Our film starts with Tova, our feisty and cutting protagonist, who is looking forward to hosting the first night of Passover with her brother, Sol. But Sol has disappeared with the brisket and Tova has woken up from a one-night stand with a hickey on her breast that looks like the Virgin Mary. Colin, the one-night stand, thinks he’s witnessed a miracle and will not leave her side. To make things worse, angry drug dealers have thrown a brick through Tova’s window, threatening her for a late payment. With four hours until sundown, will Tova be able to find Sol, shake Colin, avoid the drug dealers and get Passover off without a hitch?

Sounds like the most meshuggeneh onscreen seder since “When Do We Eat?”, nu?

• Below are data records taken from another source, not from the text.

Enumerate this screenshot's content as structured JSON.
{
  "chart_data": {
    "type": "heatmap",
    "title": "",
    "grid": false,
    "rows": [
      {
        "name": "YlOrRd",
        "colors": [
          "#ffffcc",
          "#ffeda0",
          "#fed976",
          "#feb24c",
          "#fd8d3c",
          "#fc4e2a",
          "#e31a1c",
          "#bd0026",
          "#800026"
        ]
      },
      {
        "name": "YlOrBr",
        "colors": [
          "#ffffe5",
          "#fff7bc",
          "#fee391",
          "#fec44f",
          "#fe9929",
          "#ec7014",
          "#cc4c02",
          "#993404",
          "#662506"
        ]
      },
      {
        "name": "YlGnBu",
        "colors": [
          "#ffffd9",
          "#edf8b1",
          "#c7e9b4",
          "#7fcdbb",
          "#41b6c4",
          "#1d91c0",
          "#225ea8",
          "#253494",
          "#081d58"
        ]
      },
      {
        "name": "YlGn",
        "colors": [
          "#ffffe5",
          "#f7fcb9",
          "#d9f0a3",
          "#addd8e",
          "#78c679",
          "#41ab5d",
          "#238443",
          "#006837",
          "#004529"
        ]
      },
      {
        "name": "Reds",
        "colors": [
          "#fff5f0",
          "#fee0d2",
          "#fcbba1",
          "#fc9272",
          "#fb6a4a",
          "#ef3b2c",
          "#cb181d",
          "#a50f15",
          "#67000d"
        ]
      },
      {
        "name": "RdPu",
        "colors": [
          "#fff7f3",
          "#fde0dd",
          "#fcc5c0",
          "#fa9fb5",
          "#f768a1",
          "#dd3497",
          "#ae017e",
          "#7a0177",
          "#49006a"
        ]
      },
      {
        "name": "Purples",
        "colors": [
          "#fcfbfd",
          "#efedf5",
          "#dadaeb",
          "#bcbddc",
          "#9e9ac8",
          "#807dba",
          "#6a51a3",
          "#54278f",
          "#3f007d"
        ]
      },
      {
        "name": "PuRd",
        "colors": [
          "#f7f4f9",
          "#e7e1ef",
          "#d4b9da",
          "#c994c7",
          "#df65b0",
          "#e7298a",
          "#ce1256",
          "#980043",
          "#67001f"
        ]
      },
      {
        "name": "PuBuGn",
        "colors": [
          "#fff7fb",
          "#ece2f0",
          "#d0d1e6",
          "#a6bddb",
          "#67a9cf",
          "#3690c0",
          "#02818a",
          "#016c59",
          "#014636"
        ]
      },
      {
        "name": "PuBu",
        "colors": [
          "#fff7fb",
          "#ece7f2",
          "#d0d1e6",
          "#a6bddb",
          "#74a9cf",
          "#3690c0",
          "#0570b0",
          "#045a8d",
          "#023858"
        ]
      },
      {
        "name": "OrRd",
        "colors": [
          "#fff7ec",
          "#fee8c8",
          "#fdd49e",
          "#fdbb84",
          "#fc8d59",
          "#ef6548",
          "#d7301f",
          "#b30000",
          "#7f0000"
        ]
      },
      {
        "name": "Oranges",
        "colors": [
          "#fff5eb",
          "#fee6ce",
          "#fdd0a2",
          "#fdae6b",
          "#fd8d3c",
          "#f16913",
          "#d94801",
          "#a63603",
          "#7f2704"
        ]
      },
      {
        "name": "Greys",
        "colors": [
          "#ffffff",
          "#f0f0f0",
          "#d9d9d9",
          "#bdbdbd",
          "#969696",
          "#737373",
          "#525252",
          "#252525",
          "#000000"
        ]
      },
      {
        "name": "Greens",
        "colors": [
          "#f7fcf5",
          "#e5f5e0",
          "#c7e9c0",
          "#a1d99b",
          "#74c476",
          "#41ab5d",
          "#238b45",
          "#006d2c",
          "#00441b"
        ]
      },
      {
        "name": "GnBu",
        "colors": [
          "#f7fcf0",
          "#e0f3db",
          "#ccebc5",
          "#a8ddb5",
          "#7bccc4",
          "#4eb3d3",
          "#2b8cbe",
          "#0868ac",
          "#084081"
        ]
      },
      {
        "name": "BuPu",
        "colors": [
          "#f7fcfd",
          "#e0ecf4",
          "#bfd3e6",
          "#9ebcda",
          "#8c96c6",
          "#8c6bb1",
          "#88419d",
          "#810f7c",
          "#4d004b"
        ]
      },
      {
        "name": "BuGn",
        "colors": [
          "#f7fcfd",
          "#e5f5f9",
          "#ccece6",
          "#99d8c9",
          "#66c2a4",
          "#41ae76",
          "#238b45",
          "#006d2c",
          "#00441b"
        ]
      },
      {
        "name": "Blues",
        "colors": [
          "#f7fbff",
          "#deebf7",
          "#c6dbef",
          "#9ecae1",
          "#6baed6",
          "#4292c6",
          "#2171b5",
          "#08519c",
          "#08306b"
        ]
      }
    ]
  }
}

All I want to know is if I donate, do I get a t-shirt?

Sunday School Redux

Thas’ right, the Yenta’s back in her old classroom, herding the little Jewish kindergarteners into circle time and picking sequins out of my hair on Sundays.

I know I left my post a year and half ago to have just the tiniest amount of free time, maybe spend a morning alone with El Yenta Man noodging him to clean out the chicken coop or leisurely reading a magazine while drinking fifteen cups of tea. Since my new job is even more booty-kicking than the old one, it’s been nice to have a couple of hours to spend in the garden or perform a thorough examination of my sock drawer.

But I couldn’t stay away from the bissel yiddishe kinders. I missed making mezuzot out of cardboard tubes salvaged from dry cleaning hangers and explaining the nuances of animal reproduction on board Noah’s Ark. I love seeing the looks on their faces when I announce that God made the world in 11 and a half days and then go, “What? Is that not right?” I also really love apple juice and crackers.

Plus, the nice lady who replaced me left to have a baby.

Things have changed a little at the Shalom School since the last time I led a rousing version of the “Dovid Melech Yisrael” hand jive. We have an awesome new principal, who’s incorporated more religious study for the older kids and incentives for everyone getting their tushies there on time. Our transitional rabbi has brought ruach and balloon animals into the mix.

And the kids from my first class back in 2007 are in fourth grade already.

It feels kind of amazing to know I’ve contributed to their Jewish education, that maybe all the Aleph Bet yoga helped them with their Hebrew lessons, that the “Shhhhhh-Mmmmmm-Ahhhh” breathing exercises I use to calm the room when everyone’s spazzing out after snack time might aid them in finding personal peace.

I must’ve made some kind of impression because they all remember me. In fact, one stopped me in the hall last week to tell me he still had the Moses baby basket we made until his dog ate the stryofoam head a couple of months ago.

No, it’s not like he named his first child after me, but look, I’ve got to find something to keep me motivated on Sunday mornings.